One of the ways the Holy Spirit bypasses the defenses of our mind and attacks our hearts is through the use of stories.  In 2 Samuel 12 we see a good example of this.  In the previous chapter we read about King David’s terrible sin of adultery and treachery.  He stole the wife of one of his most devoted men and then had him, Uriah, murdered.  David took advantage of Uriah’s trust and sent him to battle carrying the orders that sealed his demise.



For more than a year David continued life as normal, believing that he had gotten way with it.  There was no repentance when David went to offer sacrifices or worship in the tabernacle. David’s mind told him that everything was okay.



But we know things weren’t okay, and God sent Nathan the Prophet to confront David.  Nathan told David a story about a rich man with lots of sheep his neighbor a poor man with one pet ewe lamb.  One day the rich man has a visitor, but rather than using one of his own sheep for supper the rich man steals his neighbor’s ewe lamb and uses it for supper.  What was David’s response?

David was furious.  “As surely as the LORD lives,” he vowed, “any man who would do such a thing deserves to die! He must repay four lambs to the poor man for the one he stole and for having no pity.” 
Then Nathan said to David, “You are that man…” 
Then David confessed to Nathan, “I have sinned against the LORD” (2 Samuel 12:5-7, 13; NLT).

What a year of Torah reading and sacrifices failed to accomplish a single simple story accomplished.  Truth was able to get around the defenses erected in David’s mind and come in through the back door of his heart.  That is the power of story.

As we seek to discover who we are and the life God created us to live not only do we have to look to God’s Word, but we also have to look at other ways Truth is communicated in our lives. One of those way is through stories, and the stories we enjoy reveal much about the life God has called us to live.  The heroes and heroines we come to love through those stories help us to understand the role God has called us to play in this life.

Each one of us has been called to be a hero.  True some us are called to be Batman, others Batgirl, some Commissioner Gordon, and still others Alfred.  Not one us was created to be Joker, Riddler, Poison Ivy, or Penguin, a villain who seeks to bring pain into people’s lives.  We are called to be heroes, to rescue people, and to give them hope in the midst of their pain.  In his short letter Jude wrote:
But you dear friends, must continue to build your lives on the foundation of your holy faith. And continue to pray as you are directed by the Holy Spirit. Live is such a way that God’s love can bless you as you wait for the eternal life that our Lord Jesus Christ in his mercy is going to give you. Show mercy to those whose faith is wavering. Rescue others by snatching them from the flames of judgment. They are still others to whom you need to show mercy, but be careful that you aren’t contaminated by their sins” (Jude 20-23; NLT).

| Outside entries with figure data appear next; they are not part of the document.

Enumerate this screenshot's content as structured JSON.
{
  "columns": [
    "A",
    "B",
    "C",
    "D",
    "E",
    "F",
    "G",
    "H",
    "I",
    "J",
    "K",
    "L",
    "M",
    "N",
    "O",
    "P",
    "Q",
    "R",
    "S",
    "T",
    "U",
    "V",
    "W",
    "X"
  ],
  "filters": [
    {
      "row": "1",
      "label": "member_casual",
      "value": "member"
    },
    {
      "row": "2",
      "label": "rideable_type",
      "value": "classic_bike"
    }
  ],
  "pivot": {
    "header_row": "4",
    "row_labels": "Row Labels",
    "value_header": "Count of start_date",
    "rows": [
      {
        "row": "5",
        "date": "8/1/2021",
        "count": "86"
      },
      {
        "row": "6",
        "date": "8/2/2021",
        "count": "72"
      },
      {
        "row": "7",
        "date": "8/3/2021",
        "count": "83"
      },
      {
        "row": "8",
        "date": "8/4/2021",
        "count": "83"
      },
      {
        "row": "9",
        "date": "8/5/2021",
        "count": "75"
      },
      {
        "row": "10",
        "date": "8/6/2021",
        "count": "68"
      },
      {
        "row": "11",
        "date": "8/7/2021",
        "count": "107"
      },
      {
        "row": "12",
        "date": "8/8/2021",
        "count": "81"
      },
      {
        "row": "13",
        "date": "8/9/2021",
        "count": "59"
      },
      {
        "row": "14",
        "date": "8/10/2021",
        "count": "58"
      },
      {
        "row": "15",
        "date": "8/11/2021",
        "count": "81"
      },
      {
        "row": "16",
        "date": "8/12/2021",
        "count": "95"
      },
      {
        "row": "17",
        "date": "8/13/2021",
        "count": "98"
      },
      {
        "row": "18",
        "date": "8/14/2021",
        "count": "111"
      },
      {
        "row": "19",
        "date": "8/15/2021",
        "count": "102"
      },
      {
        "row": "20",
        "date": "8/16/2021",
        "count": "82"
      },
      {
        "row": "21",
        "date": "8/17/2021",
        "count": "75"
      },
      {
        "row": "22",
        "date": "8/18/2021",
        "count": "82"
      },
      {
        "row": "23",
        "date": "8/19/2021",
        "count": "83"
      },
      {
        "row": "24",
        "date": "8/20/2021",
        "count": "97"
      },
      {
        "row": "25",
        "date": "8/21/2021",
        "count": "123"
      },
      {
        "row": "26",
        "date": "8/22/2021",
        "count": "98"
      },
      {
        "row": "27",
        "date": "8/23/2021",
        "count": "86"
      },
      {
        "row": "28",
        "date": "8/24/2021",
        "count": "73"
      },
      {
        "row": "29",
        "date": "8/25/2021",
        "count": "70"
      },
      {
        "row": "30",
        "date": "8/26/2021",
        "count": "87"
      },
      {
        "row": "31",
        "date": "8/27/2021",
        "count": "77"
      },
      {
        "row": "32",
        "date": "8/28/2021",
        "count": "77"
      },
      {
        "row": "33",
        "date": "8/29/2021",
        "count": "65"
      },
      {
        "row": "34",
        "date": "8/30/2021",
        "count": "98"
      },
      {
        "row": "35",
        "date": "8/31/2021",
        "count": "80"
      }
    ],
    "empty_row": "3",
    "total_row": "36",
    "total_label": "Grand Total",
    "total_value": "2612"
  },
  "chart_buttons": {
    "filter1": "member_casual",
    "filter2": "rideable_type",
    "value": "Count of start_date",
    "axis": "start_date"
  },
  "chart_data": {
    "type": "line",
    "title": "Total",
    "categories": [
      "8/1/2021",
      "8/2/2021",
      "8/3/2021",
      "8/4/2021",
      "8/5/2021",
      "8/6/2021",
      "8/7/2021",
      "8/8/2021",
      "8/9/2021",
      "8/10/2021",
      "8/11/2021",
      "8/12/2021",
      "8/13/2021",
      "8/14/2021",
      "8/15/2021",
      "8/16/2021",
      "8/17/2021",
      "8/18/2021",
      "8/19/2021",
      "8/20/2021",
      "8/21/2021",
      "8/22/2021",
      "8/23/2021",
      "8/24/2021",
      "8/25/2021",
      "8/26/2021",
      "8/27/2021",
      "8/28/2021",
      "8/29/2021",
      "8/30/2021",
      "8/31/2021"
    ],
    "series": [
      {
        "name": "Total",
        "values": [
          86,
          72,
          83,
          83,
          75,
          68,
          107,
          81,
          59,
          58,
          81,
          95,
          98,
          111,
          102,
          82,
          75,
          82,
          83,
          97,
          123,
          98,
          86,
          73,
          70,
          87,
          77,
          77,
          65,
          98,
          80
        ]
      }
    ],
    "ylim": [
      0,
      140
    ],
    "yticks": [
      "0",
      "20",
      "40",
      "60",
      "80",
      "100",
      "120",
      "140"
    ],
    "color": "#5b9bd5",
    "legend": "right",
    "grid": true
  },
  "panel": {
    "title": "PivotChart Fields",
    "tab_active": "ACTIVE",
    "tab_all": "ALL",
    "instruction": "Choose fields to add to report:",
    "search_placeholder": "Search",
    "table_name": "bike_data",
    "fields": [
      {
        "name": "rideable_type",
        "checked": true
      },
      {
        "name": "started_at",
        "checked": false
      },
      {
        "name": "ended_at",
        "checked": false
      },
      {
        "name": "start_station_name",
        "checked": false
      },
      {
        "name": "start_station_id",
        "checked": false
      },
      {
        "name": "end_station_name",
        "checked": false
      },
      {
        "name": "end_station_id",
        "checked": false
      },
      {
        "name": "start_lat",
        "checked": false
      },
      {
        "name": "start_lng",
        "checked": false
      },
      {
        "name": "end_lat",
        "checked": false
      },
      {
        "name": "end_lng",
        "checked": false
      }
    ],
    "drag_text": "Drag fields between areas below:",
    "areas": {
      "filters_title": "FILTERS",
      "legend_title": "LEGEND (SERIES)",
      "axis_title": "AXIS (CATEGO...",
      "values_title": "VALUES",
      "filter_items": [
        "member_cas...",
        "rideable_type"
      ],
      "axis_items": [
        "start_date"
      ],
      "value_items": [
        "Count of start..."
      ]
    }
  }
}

The heroes we connect with in the stories that we love help us understand the way God sees us, the potential that our lives posses, and the calling that is on our lives.  John Eldredge in Waking the Dead wrote:
There are stories that you’ve loved; there are characters that you’ve resonated with down deep inside, maybe even dreamed that you could be.  Do you know why?  Deep is calling into deep.  They spoke to you—they speak even now—because they contain some hint or glimpse of your true self” (p. 83).

There is a hidden greatness within you.  You are more than your hobbies, jobs, political views, and relationships.  You are a Hero created by God.  Your glory isn’t discovered in trying not to sin as you go to church every Sunday.  Taking a risk and stepping out into an incredible adventure is how you discover your glory as you begin to rescue people from the Evil One.  You were created to be a hero.